Medical Maker Project Continues

January 17, 2017 | ProgressTH

Since mid-2015, we've been working with the Queen Sirikit National Institute of Child Health (QSNICH) based here in Bangkok to develop prototypes and working articles for nurses, technicians, and doctors to improve their workflow and overcome challenges they face in their day-to-day routines.


This year we aim to expand this program further, by organizing regular hackathons that pair hospital staff up with designers and engineers in one and two-day sessions to solve even more problems and reach out to more hospitals and medical institutes.

We also hope to encourage QSNICH and other hospitals to consider bringing fabrication in-house, with their own biomedical designer to work with staff on a day-to-day basis. While we have been able to cut down time by years and reduce costs significantly, in-house operations overseen directly by the hospital would speed things up even further.

To see what's been done so far, take a look at these 7 projects.

1. Dermatology Tool 

Children in the dermatology department were easily scared by existing tools used to take skin samples for diagnosing conditions. 


The solution was a customized 3D printed plastic bladed tool created in a variety of colors and featuring different cartoon characters on the end of the handle.

The bladed tool went through several stages of development and testing over the period of a year.

QSNICH technician P’Noi even developed a protocol for disinfecting 3D printed PLA plastic.

2. Needle Disposal System 

Needle disposal systems are common in hospitals.
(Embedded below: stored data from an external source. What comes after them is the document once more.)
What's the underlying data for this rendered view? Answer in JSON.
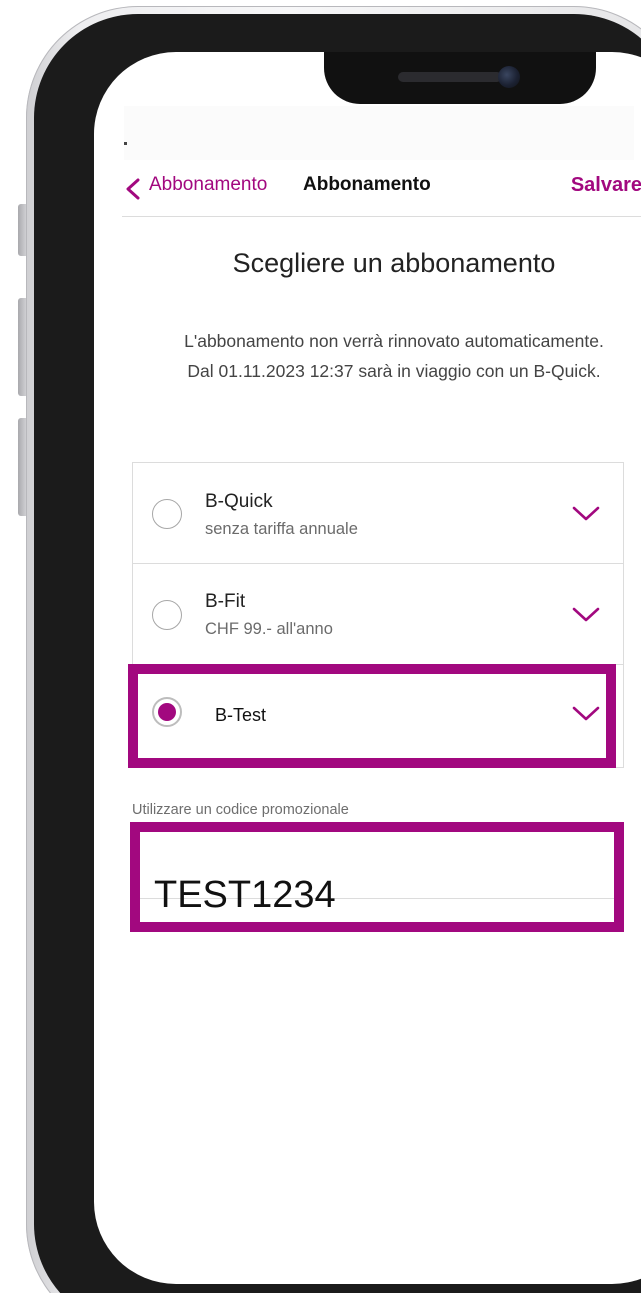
{
  "colors": {
    "accent": "#a2087f",
    "text_primary": "#222222",
    "text_secondary": "#6b6b6b",
    "divider": "#dcdcdc"
  },
  "nav": {
    "back_icon": "chevron-left-icon",
    "back_label": "Abbonamento",
    "title": "Abbonamento",
    "save_label": "Salvare"
  },
  "page": {
    "heading": "Scegliere un abbonamento",
    "info_line1": "L'abbonamento non verrà rinnovato automaticamente.",
    "info_line2": "Dal 01.11.2023 12:37 sarà in viaggio con un B-Quick."
  },
  "options": [
    {
      "title": "B-Quick",
      "subtitle": "senza tariffa annuale",
      "selected": false,
      "expand_icon": "chevron-down-icon"
    },
    {
      "title": "B-Fit",
      "subtitle": "CHF 99.- all'anno",
      "selected": false,
      "expand_icon": "chevron-down-icon"
    },
    {
      "title": "B-Test",
      "subtitle": "",
      "selected": true,
      "expand_icon": "chevron-down-icon"
    }
  ],
  "promo": {
    "label": "Utilizzare un codice promozionale",
    "value": "TEST1234"
  }
}
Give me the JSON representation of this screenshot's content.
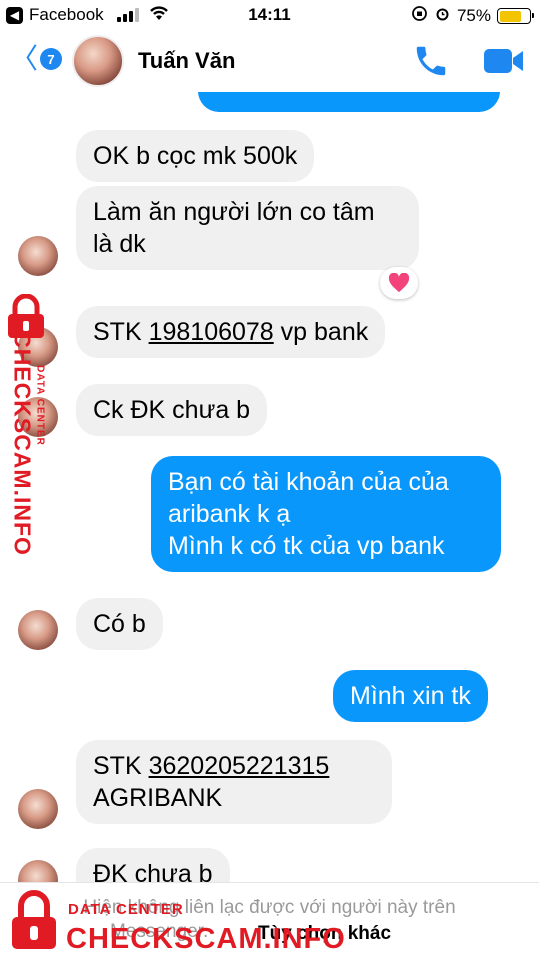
{
  "status_bar": {
    "app_back": "Facebook",
    "time": "14:11",
    "battery": "75%",
    "battery_level": 0.75
  },
  "header": {
    "unread_count": "7",
    "contact_name": "Tuấn Văn"
  },
  "messages": [
    {
      "text": "OK b cọc mk 500k"
    },
    {
      "line1": "Làm ăn người lớn co tâm",
      "line2": "là dk",
      "reaction": "heart"
    },
    {
      "prefix": "STK ",
      "account": "198106078",
      "suffix": " vp bank"
    },
    {
      "text": "Ck ĐK chưa b"
    },
    {
      "line1": "Bạn có tài khoản của của",
      "line2": "aribank k ạ",
      "line3": "Mình k có tk của vp bank"
    },
    {
      "text": "Có b"
    },
    {
      "text": "Mình xin tk"
    },
    {
      "prefix": "STK ",
      "account": "3620205221315",
      "line2": "AGRIBANK"
    },
    {
      "text": "ĐK chưa b"
    }
  ],
  "footer": {
    "notice_line1": "Hiện không liên lạc được với người này trên",
    "notice_line2": "Messenger.",
    "options": "Tùy chọn khác"
  },
  "watermark": {
    "small": "DATA CENTER",
    "big": "CHECKSCAM.INFO"
  },
  "colors": {
    "accent": "#0a97fb",
    "incoming_bubble": "#f0f0f0",
    "watermark": "#e01b24"
  }
}
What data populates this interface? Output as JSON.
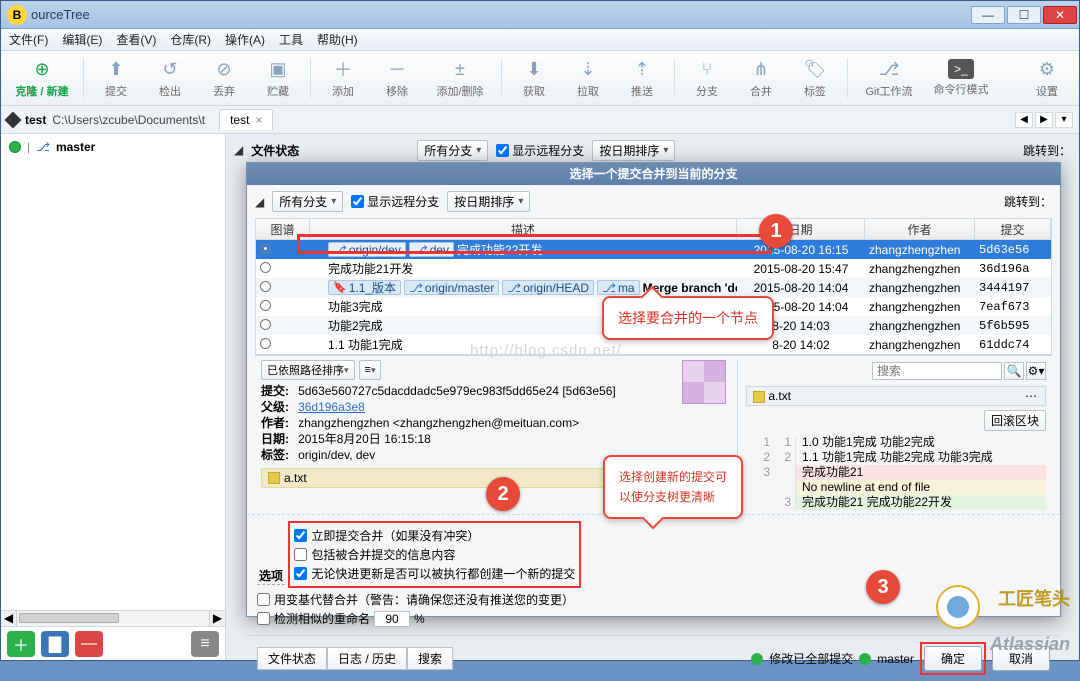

However they themselves are disposable, and buying them from suppliers is expensive. 


ProgressTH and QSNICH staff improved upon a prototype created by P’Praew Dao that uses a 3D printed cap in conjunction with a re-purposed HDPE plastic bottle.

The system features a safety cap that twists into place, includes a tether to keep it from being lost, and a notched opening to make removing needles from syringes easy.

3. 3D Printed Hand Splint

Existing thermoplastics used by QSNICH to create custom fitted hand splints for children can cost between 800-900 THB. 


A 3D designed and printed splint made using PLA thermoplastic can be printed for about 40 THB. It can also be designed to fit any hand and customized in terms of ventilation options, strap holes, and padding options.

The 3D printed splint takes 3 hours to print, and in 95-100 degree Celsius water, it will become flexible.

It can be heated and reheated as many times as needed until the fit is perfect.

4. Super-Simple Bed-Leveling System 

Certain equipment used in QSNICH’s ICU requires the bed to be level with it. To achieve this, expensive laser systems can be used, but if the path of the laser is obstructed, the leveling system is useless. 


Nurses developed a bubble level system to achieve this and it worked, however, they required a custom plastic case that could hold the bubble levels and attach to a piece of string with customized hooks at the each end.

ProgressTH developed both a case for a variety of bubble levels, as well as the hooks used to hold the string in place when leveling beds.

5. Smartphone Microscope Mount

QSNICH’s dermatology department has several microscopes that use traditional eyepieces.



When teaching new technicians or consulting with doctors, everyone in the room is required to take turns to view what is under the microscope.

With a 3D printed smartphone mount, any model of smartphone can be fitted to the microscope, allowing everyone in the room to see what is under the microscope.

The mount allows photographs for documentation and remote viewing to be taken as well.  

6. Breather Bottle Handles 

Some patients are required to exercise their lungs to help dislodge congestion. 


To do this, they breath into a bottle filled with water. The water pressure creates resistance and helps exercise the patient’s lungs.

However, children’s hands are unable to easily hold the 1L bottles required for this system.

ProgressTH designed and 3D printed a series of plastic handles incorporated into the bottle’s lid to help children better hold the device.

7. Air-Warmed Blanket Vents

QSNICH already developed their own 3-pocketed air-warmed blanket for keeping children warm during surgery. 


But keeping the 3 pockets inflated during operations is difficult, especially when various tubes and lines are laid over it.

Using a 3D printed air distribution system, air is evenly distributed into the 3 pockets. Utilizing ProgressTH’s material library, cheap plastic mesh sleeves were placed into the pockets to keep them inflated even when tubes and lines are laid over them.

 What's Next? 
We plan on putting as many of these projects up on Thingiverse as possible. Also, we are preparing a video series on YouTube to help share our experience in designing and 3D printing in general, as well as to explain the specifics of these projects to help healthcare professionals elsewhere who may be facing the same or similar problems. 

Over time, the probability of ourselves or a loved one ending up in the hospital nears 100%. When we finally arrive there, we hope to find the best possible care available. By empowering healthcare professionals with modern personal manufacturing technology, we ensure that innovation and problem solving is accelerated while costs are dropped drastically.